Não dá mais para governos autocráticos, definindo políticas de cima para baixo e entregando paternalmente aos beneficiários
Por Luis Nassif
Ontem, o PT lançou seu programa de governo, o Reconstrução. É um início de conversa, não uma proposta fechada se, de fato, o partido pretende negociar parcerias em torno da frente anti-Bolsonaro.
Ainda não li a íntegra do trabalho. Nos capítulos iniciais, há mudanças em relação às prioridades especialmente do governo Dilma Rouseff.
O desenvolvimento sustentado e o respeito ao meio ambiente passam a ocupar o primeiro plano do projeto, ao lado de bandeiras visando colocar o bem estar do cidadão como centro das políticas públicas, a universalização da saúde e da educação e a melhoria da renda. Enfim, a retomada dos componentes do incipiente estado do bem estar social, destruído no período Temer-Bolsonaro.
Outra bandeira deixada para segundo plano nos períodos petistas – e recuperada pelo projeto atual – é da melhoria dos serviços públicos. Em seu governo, Dilma chegou a anunciar um plano nessa direção, mas sem continuidade.
A reforma administrativa proposta pelo PT não visa abrir espaço para negócios privados, mas uma reforma não contracionista, com ênfase na digitalização e na transparência, como pressupostos para um estado eficiente.
Repito, ainda não li a íntegra do documento. Mas há alguns aprendizados que não podem ser esquecidos.
O primeiro, é a mudança de enfoque nas políticas públicas, visando consolidar as indústrias de bem estar.
Explico.
O padrão tradicional de políticas públicas – presente no Minha Casa, Minha Vida, nos estímulos à indústria automobilística e no PAC – consistia em estimular um determinado setor, sem se preocupar com externalidades negativas desse apoio.
Ao estimular a indústria automobilística, por exemplo, Dilma comprometeu profundamente a mobilidade urbana nas regiões metropolitanas.

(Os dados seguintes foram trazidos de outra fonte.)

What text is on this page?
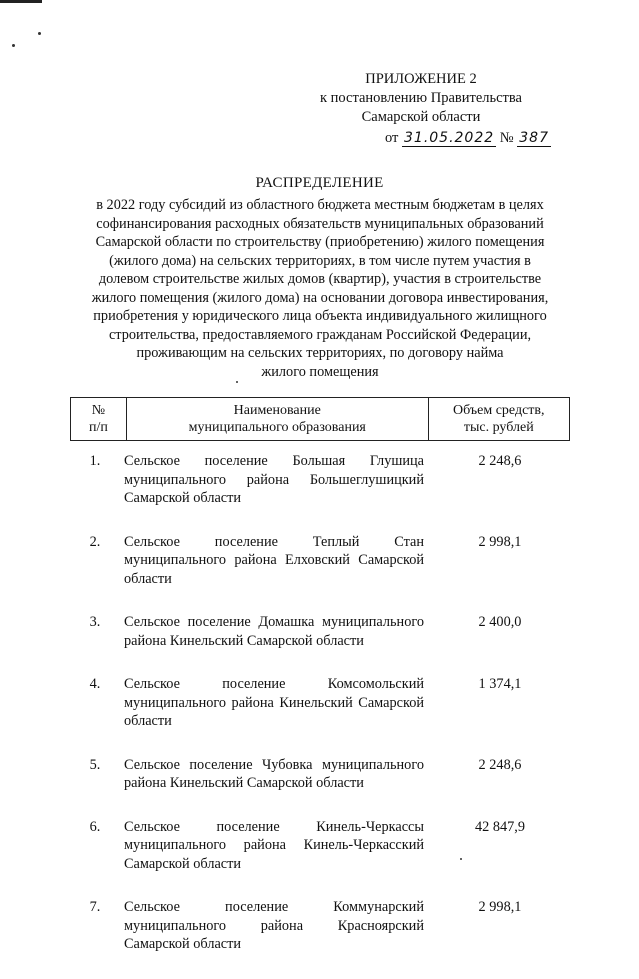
ПРИЛОЖЕНИЕ 2
к постановлению Правительства
Самарской области
от 31.05.2022 № 387
РАСПРЕДЕЛЕНИЕ
в 2022 году субсидий из областного бюджета местным бюджетам в целях
софинансирования расходных обязательств муниципальных образований
Самарской области по строительству (приобретению) жилого помещения
(жилого дома) на сельских территориях, в том числе путем участия в
долевом строительстве жилых домов (квартир), участия в строительстве
жилого помещения (жилого дома) на основании договора инвестирования,
приобретения у юридического лица объекта индивидуального жилищного
строительства, предоставляемого гражданам Российской Федерации,
проживающим на сельских территориях, по договору найма
жилого помещения
№
п/п

Наименование
муниципального образования

Объем средств,
тыс. рублей
1.	Сельское поселение Большая Глушица муниципального района Большеглушицкий Самарской области
2 248,6
2.	Сельское поселение Теплый Стан муниципального района Елховский Самарской области
2 998,1
3.	Сельское поселение Домашка муниципального района Кинельский Самарской области
2 400,0
4.	Сельское поселение Комсомольский муниципального района Кинельский Самарской области
1 374,1
5.	Сельское поселение Чубовка муниципального района Кинельский Самарской области
2 248,6
6.	Сельское поселение Кинель-Черкассы муниципального района Кинель-Черкасский Самарской области
42 847,9
7.	Сельское поселение Коммунарский муниципального района Красноярский Самарской области
2 998,1
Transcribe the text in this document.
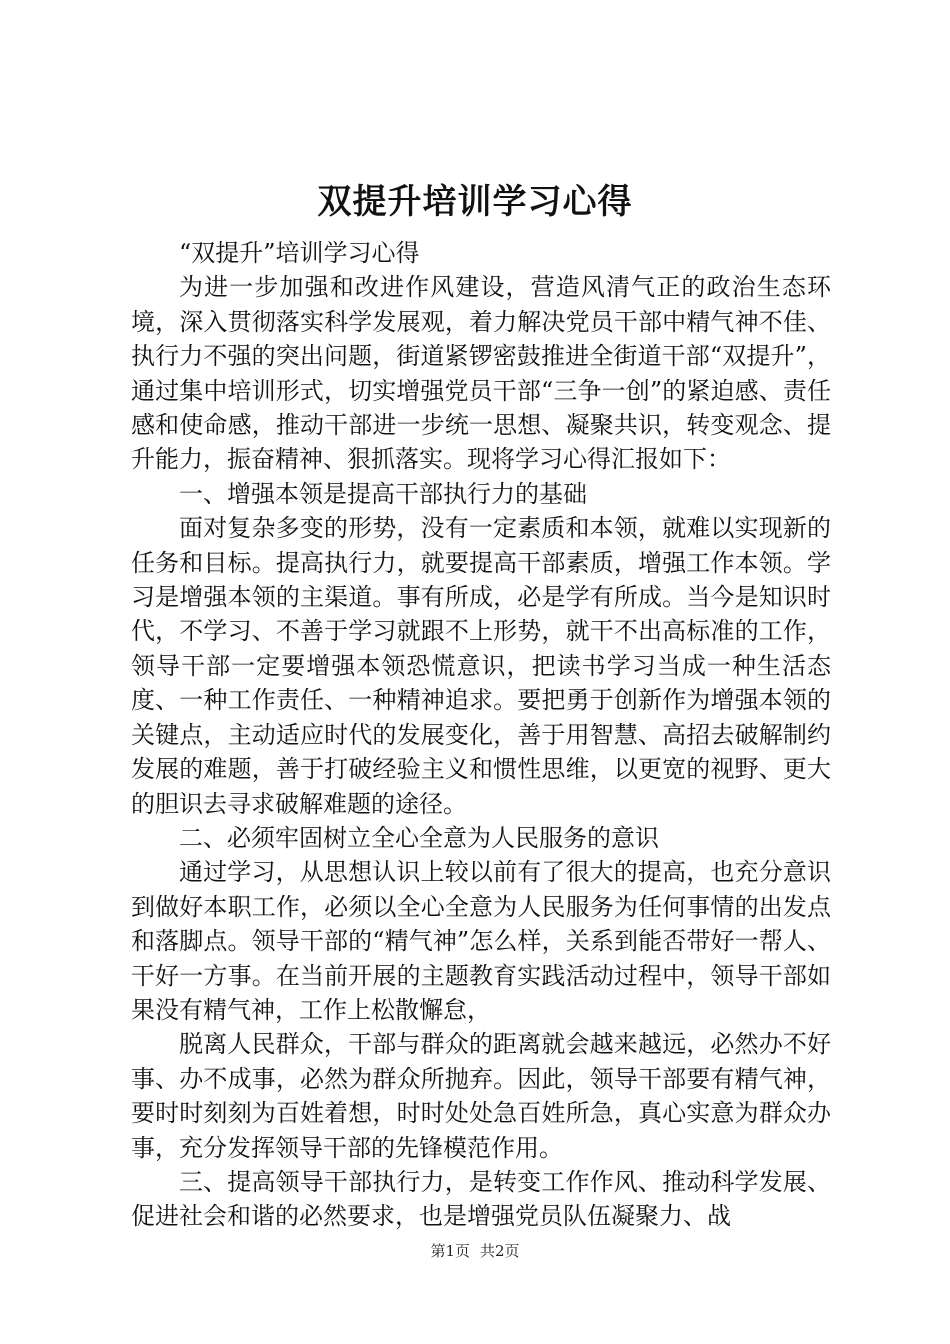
双提升培训学习心得

“双提升”培训学习心得

为进一步加强和改进作风建设，营造风清气正的政治生态环境，深入贯彻落实科学发展观，着力解决党员干部中精气神不佳、执行力不强的突出问题，街道紧锣密鼓推进全街道干部“双提升”，通过集中培训形式，切实增强党员干部“三争一创”的紧迫感、责任感和使命感，推动干部进一步统一思想、凝聚共识，转变观念、提升能力，振奋精神、狠抓落实。现将学习心得汇报如下：

一、增强本领是提高干部执行力的基础

面对复杂多变的形势，没有一定素质和本领，就难以实现新的任务和目标。提高执行力，就要提高干部素质，增强工作本领。学习是增强本领的主渠道。事有所成，必是学有所成。当今是知识时代，不学习、不善于学习就跟不上形势，就干不出高标准的工作，领导干部一定要增强本领恐慌意识，把读书学习当成一种生活态度、一种工作责任、一种精神追求。要把勇于创新作为增强本领的关键点，主动适应时代的发展变化，善于用智慧、高招去破解制约发展的难题，善于打破经验主义和惯性思维，以更宽的视野、更大的胆识去寻求破解难题的途径。

二、必须牢固树立全心全意为人民服务的意识

通过学习，从思想认识上较以前有了很大的提高，也充分意识到做好本职工作，必须以全心全意为人民服务为任何事情的出发点和落脚点。领导干部的“精气神”怎么样，关系到能否带好一帮人、干好一方事。在当前开展的主题教育实践活动过程中，领导干部如果没有精气神，工作上松散懈怠，

脱离人民群众，干部与群众的距离就会越来越远，必然办不好事、办不成事，必然为群众所抛弃。因此，领导干部要有精气神，要时时刻刻为百姓着想，时时处处急百姓所急，真心实意为群众办事，充分发挥领导干部的先锋模范作用。

三、提高领导干部执行力，是转变工作作风、推动科学发展、促进社会和谐的必然要求，也是增强党员队伍凝聚力、战

第1页 共2页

Ao restringir o Minha Casa Minha Vida a estímulos fiscais e financiamento, espalhou habitações por locais distantes das regiões de trabalho e estimulou a especulação urbana.
O modelo correto foi o desenvolvimento na área de saúde elaborado pela Fiocruz e batizado de Programa de Desenvolvimento Produtivo.
Consiste em olhar a saúde sob o ponto de vista do bem estar do público e ancorá-lo no poder de compra do governo.
A partir daí, no campo dos medicamentos, barganhar a transferência tecnológica. Ao mesmo tempo, estimular outros pontos da cadeia da saúde, como os atendimentos em casa.
Esse mesmo modelo deveria vigorar na questão do transporte. O ponto central não é o estímulo ao setor A ou B, mas a mobilidade urbana sustentável. A partir daí, definem-se as metas para cada setor, fabricação de ônibus, metrô, autoveículos etc.
Em relação a programas habitacionais, do mesmo modo, há que se analisar sistematicamente a questão, definindo regras claras para a localização dos imóveis, para a adequação à legislação municipal, visando combater os movimentos especulativos daí decorrentes.
Do mesmo modo, políticas industriais têm que ser montadas levando em conta as externalidades positivas. Desenvolve-se um país atuando sobre todos os elos da economia, das pequenas e micro empresas aos grandes conglomerados. E a definição de prioridades deve levar em conta os elos mais frágeis da cadeia produtiva, em vez da bobagem dos grandes campeões nacionais esmagando seus fornecedores, como ocorreu com a cadeia da carne.
Todos esses objetivos são atendidos com a radicalização da democracia. E, por tal, entenda-se abrir a montagem das políticas à sociedade civil, movimentos, sindicatos, associações empresariais, mercado. Não dá mais para governos autocráticos, definindo políticas de cima para baixo e entregando paternalmente aos beneficiários.
Quando vêm o golpe, nenhuma das políticas, mesmo as melhores, são assimiladas pela opinião pública. Morrem sem despertar paixão.